A West Cumbrian police officer has been suspended from duty after being arrested on suspicion of committing offences under the Data Protection Act.

The officer was arrested on August 31, along with another West Cumbrian man,who was also arrested under suspicion of committing offences under the same act.

A spokeswoman for Cumbria Constabulary said: “Two men, aged 41 and 61, were arrested on August 31 on suspicion of committing offences under the Data Protection Act.

“They assisted police with their enquiries and have been placed on police bail until November 2 while the investigation continues.

“One of these men is a serving police officer based in West Cumbria and he has been suspended from duty while the police investigation is carried out.”

The purpose of the act, which came into force in 2000, is to protect the rights and privacy of individuals and to ensure that data about them is processed only with their knowledge and consent.

The act covers any data about a living and identifiable individual and aims to ensure that people handling personal data comply with eight data protection principles.

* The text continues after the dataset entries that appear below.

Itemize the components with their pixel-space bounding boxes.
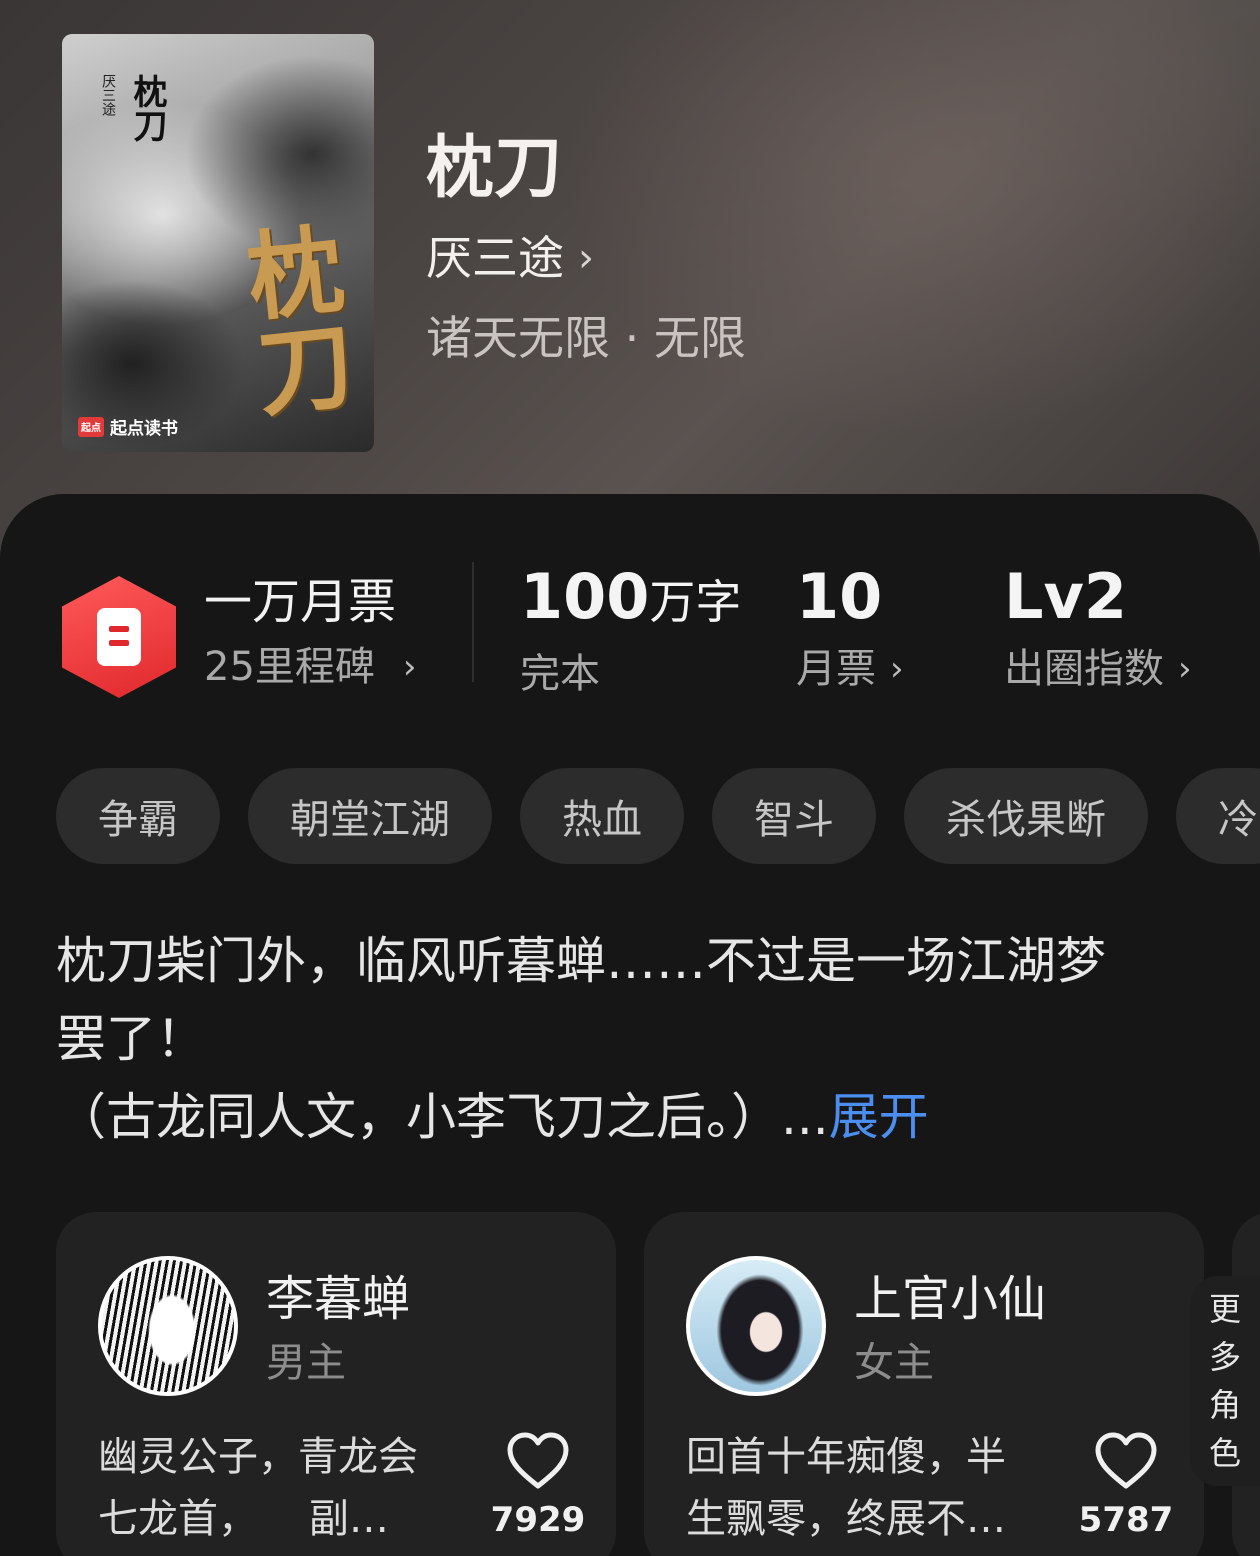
word-count-unit: 万字 — [649, 575, 742, 629]
cover-big-title: 枕刀 — [226, 218, 359, 421]
chevron-right-icon: › — [402, 647, 417, 687]
word-count-stat: 100万字 完本 — [520, 560, 741, 701]
character-avatar — [98, 1256, 238, 1396]
monthly-ticket-link: 月票 › — [796, 642, 904, 696]
book-description: 枕刀柴门外，临风听暮蝉……不过是一场江湖梦 罢了！ （古龙同人文，小李飞刀之后。… — [56, 922, 1196, 1156]
cover-brand: 起点 起点读书 — [78, 414, 178, 439]
tag-chip[interactable]: 冷 — [1176, 768, 1260, 864]
character-role: 男主 — [266, 1340, 346, 1386]
heart-outline-icon[interactable] — [506, 1432, 570, 1490]
book-title: 枕刀 — [426, 128, 563, 208]
description-line-1: 枕刀柴门外，临风听暮蝉……不过是一场江湖梦 — [56, 932, 1106, 990]
tag-chip[interactable]: 热血 — [520, 768, 684, 864]
author-link[interactable]: 厌三途 › — [426, 228, 594, 288]
character-card[interactable]: 李暮蝉 男主 幽灵公子，青龙会 七龙首， 副… 7929 — [56, 1212, 616, 1556]
more-roles-char: 色 — [1208, 1434, 1241, 1472]
character-name: 李暮蝉 — [266, 1271, 411, 1327]
stats-divider — [472, 562, 474, 682]
book-cover[interactable]: 厌三途 枕刀 枕刀 起点 起点读书 — [62, 34, 374, 452]
expand-link[interactable]: 展开 — [829, 1088, 929, 1146]
cover-brand-text: 起点读书 — [110, 419, 178, 439]
word-count-label: 完本 — [520, 651, 600, 697]
milestone-sub: 25里程碑 — [204, 644, 375, 690]
milestone-title: 一万月票 — [204, 574, 397, 630]
monthly-ticket-stat[interactable]: 10 月票 › — [796, 560, 904, 696]
character-description: 回首十年痴傻，半 生飘零，终展不… — [686, 1426, 1036, 1550]
like-count: 7929 — [490, 1500, 586, 1540]
popularity-index-stat[interactable]: Lv2 出圈指数 › — [1004, 560, 1192, 696]
cover-small-title: 枕刀 — [127, 74, 167, 142]
character-description: 幽灵公子，青龙会 七龙首， 副… — [98, 1426, 448, 1550]
character-desc-line: 回首十年痴傻，半 — [686, 1434, 1006, 1480]
book-genre: 诸天无限 · 无限 — [426, 311, 746, 365]
tag-chip[interactable]: 争霸 — [56, 768, 220, 864]
like-count: 5787 — [1078, 1500, 1174, 1540]
character-desc-line: 生飘零，终展不… — [686, 1496, 1006, 1542]
ticket-icon-glyph — [97, 608, 141, 666]
description-line-3: （古龙同人文，小李飞刀之后。）... — [56, 1088, 829, 1146]
more-roles-button[interactable]: 更 多 角 色 — [1190, 1276, 1260, 1486]
popularity-index-value: Lv2 — [1004, 560, 1128, 633]
milestone-link[interactable]: 25里程碑 › — [204, 640, 417, 694]
tag-chip[interactable]: 杀伐果断 — [904, 768, 1148, 864]
character-card[interactable]: 上官小仙 女主 回首十年痴傻，半 生飘零，终展不… 5787 — [644, 1212, 1204, 1556]
description-line-2: 罢了！ — [56, 1010, 206, 1068]
character-name: 上官小仙 — [854, 1271, 1047, 1327]
qidian-logo-icon: 起点 — [78, 416, 104, 437]
word-count-value: 100万字 — [520, 560, 741, 639]
tag-chip[interactable]: 朝堂江湖 — [248, 768, 492, 864]
word-count-number: 100 — [520, 560, 650, 633]
author-name: 厌三途 — [426, 231, 564, 285]
more-roles-char: 更 — [1208, 1290, 1241, 1328]
chevron-right-icon: › — [578, 235, 594, 281]
monthly-ticket-label: 月票 — [796, 646, 876, 692]
description-line-3-row: （古龙同人文，小李飞刀之后。）...展开 — [56, 1078, 1196, 1156]
chevron-right-icon: › — [1178, 649, 1192, 689]
character-desc-line: 七龙首， 副… — [98, 1496, 389, 1542]
popularity-index-label: 出圈指数 — [1004, 646, 1164, 692]
cover-author-text: 厌三途 — [100, 74, 116, 116]
more-roles-char: 多 — [1208, 1338, 1241, 1376]
monthly-ticket-value: 10 — [796, 560, 883, 633]
character-avatar — [686, 1256, 826, 1396]
popularity-index-link: 出圈指数 › — [1004, 642, 1192, 696]
tag-list: 争霸 朝堂江湖 热血 智斗 杀伐果断 冷 — [56, 768, 1260, 864]
character-role: 女主 — [854, 1340, 934, 1386]
more-roles-char: 角 — [1208, 1386, 1241, 1424]
heart-outline-icon[interactable] — [1094, 1432, 1158, 1490]
character-desc-line: 幽灵公子，青龙会 — [98, 1434, 418, 1480]
tag-chip[interactable]: 智斗 — [712, 768, 876, 864]
chevron-right-icon: › — [890, 649, 904, 689]
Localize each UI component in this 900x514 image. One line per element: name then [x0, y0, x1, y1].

These include requiring data to be fairly, lawfully and securely processed, accurate, not kept longer than necessary and processed in accordance with the subject’s rights.

Criminal offences created by the act include:

l Unlawfully obtaining, disclosing, or procuring the disclosure of personal data;

l Selling, or offering to sell, personal data which has been unlawfully obtained;

l Processing personal data without notifying the Information Commissioner (and other offences related to notification);

l Failing to comply with an enforcement notice or an information notice, or knowingly or recklessly making a false statement in compliance with an information notice;

l Obstructing, or failing to give reasonable assistance in, the execution of a search warrant.

The act details a number of civil and criminal offences for which data controllers may be liable if they fail to gain consent from a data subject.

Usually, prosecutions under the act are brought by the Information Commissioner.

A person found guilty of offences under the act is liable, if the case is heard by magistrates, to a fine not exceeding £5,000, or on Crown Court conviction, an unlimited fine.